Ya…they’re kinda slimy. They can be a bit smelly too. No matter how you slice ’em, kids love to explore the earthworm! These invertebrates make for some of the easiest dissections and they are great way to introduce comparative anatomy when discussing the human body. Here’s how we did our earthworm explorations – and there’s a DISSECTION-FREE option for those of you with budget constraints, lacking lab equipment, or if you object to dissection altogether!
Engage: Before beginning dissections, introduce your kids to the earthworm with our paper Scienstructable 3D Dissection Model. It’s eco-friendly, budget-friendly (a single classroom license is around $10) and it’s completely authentic, down to the incisions made on the organism. This project takes about 2 days to complete, but it’s completely worth it when your students do their actual dissection and have all the skills and knowledge to dissect without destroying their specimen.

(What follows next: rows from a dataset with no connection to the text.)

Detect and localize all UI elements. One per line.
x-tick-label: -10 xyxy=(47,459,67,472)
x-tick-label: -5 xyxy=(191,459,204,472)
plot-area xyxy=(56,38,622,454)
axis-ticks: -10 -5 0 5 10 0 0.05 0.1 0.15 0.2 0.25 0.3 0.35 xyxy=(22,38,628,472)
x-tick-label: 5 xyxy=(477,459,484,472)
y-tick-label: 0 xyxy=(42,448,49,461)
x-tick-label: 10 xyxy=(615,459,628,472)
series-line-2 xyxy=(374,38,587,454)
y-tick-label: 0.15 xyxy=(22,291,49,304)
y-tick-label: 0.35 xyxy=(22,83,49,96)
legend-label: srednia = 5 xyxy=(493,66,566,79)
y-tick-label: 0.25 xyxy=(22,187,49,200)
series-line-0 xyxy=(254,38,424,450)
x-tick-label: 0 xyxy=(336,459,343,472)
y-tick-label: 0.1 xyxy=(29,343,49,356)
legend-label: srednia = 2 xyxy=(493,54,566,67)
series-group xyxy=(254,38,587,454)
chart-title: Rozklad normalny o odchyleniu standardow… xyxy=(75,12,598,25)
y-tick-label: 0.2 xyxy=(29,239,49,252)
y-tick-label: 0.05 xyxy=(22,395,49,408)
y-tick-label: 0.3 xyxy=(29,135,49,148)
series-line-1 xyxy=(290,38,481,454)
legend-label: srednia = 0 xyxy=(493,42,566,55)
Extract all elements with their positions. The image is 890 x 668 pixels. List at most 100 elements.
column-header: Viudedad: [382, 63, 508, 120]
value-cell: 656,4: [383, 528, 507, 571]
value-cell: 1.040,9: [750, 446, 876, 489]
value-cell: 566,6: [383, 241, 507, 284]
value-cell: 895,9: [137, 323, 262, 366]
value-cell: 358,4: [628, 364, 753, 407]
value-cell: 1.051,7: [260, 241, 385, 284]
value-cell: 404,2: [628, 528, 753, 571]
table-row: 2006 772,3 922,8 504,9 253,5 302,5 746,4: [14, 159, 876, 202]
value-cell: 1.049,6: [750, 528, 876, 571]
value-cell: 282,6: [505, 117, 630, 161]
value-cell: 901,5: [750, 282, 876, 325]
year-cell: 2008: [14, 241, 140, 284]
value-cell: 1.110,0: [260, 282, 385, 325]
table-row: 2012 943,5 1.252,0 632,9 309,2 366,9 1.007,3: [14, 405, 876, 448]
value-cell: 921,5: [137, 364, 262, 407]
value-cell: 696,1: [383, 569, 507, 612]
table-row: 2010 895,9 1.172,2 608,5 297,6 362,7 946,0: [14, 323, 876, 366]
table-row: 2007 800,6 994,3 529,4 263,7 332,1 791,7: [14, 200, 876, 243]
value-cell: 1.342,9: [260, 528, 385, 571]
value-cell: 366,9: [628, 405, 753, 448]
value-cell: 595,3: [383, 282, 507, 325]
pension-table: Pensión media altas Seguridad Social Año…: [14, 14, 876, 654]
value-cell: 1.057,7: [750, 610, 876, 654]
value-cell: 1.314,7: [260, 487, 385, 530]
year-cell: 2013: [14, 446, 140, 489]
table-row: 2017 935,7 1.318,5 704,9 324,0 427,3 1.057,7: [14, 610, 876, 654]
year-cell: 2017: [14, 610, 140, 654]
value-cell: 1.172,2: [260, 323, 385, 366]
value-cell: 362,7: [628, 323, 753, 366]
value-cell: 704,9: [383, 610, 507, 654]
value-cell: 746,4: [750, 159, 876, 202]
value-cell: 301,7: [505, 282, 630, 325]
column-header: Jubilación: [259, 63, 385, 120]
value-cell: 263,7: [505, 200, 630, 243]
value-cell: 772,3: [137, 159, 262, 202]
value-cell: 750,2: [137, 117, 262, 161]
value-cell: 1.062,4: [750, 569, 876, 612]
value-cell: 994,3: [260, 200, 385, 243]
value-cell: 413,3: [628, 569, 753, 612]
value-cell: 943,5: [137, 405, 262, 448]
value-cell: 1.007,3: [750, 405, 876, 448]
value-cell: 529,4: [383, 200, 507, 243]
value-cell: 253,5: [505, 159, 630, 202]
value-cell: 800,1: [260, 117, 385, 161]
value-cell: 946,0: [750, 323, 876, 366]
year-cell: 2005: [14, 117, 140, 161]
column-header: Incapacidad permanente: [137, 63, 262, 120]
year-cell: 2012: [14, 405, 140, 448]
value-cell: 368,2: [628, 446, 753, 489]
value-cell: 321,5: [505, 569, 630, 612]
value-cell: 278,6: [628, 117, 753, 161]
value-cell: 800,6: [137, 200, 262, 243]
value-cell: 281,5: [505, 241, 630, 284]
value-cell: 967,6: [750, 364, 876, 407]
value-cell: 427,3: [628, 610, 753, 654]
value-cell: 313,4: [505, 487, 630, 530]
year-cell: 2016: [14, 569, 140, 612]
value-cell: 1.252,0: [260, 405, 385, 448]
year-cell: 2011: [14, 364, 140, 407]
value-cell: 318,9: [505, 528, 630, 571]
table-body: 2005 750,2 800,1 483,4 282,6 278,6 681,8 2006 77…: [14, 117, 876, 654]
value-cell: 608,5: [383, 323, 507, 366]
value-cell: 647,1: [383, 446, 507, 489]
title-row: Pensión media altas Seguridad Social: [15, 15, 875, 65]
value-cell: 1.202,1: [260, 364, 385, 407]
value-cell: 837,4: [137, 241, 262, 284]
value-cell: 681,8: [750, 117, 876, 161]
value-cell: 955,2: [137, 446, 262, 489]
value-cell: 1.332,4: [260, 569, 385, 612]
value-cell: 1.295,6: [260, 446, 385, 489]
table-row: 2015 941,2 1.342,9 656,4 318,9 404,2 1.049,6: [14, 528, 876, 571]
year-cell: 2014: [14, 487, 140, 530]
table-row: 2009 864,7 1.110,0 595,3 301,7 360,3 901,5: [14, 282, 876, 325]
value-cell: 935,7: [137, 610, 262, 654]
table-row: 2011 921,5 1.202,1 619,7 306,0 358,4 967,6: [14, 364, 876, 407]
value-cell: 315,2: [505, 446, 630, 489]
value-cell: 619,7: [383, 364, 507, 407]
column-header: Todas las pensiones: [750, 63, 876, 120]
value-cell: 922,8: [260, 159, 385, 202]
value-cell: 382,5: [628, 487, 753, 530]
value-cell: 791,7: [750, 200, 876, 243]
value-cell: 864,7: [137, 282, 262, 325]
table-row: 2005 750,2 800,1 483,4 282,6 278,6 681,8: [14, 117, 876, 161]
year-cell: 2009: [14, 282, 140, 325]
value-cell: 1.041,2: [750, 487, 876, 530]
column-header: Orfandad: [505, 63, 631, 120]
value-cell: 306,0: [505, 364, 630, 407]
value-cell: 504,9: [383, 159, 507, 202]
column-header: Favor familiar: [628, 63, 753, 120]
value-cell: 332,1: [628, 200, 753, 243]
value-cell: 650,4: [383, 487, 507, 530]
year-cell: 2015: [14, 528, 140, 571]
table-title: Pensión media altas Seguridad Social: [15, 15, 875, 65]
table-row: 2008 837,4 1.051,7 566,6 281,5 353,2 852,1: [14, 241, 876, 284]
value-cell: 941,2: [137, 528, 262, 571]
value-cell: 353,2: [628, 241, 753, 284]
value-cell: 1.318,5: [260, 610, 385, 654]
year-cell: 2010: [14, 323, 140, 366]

Explain It: Once you’ve wrapped up this little project, go over the dissection procedures with a PowerPoint – your presentation should address lab safety, how to cut the worm open, pictures of structures students will see, and how to clean up when all is said and done. Be sure to have students reference theirScienstructable 3D Dissection Model during your presentation to make those connections to the actual worm as well.
Did They Get It? Give students a short quiz on earthworm anatomy and procedures once you’ve gone over everything. You can use their quiz scores to group them afterward.
Check out the aortic arches, seminal vesicles, crop, gizzard, and intestine on this guy!
Although dissections are wonderful learning tools, they can be exhausting for you! Make things easier by providing expectations up front – and if those expectations aren’t met, provide consequences for poor participation. We had a rule: three strikes and you’re out! Every quarter, students started with a clean slate. They received a strike for bad behavior, horseplay, or ignoring class rules (food and gum in our class was a HUGE “no no” in the science lab). On their third strike, students were not allowed to participate in dissections for the quarter and they would complete an alternative assignment (such as the Worm Scienstructable 3D Dissection Model or an online worm exploration) during those class periods. Keep consistent and you’ll find that students are so eager to participate that they are on their best behavior leading up to each of your activities.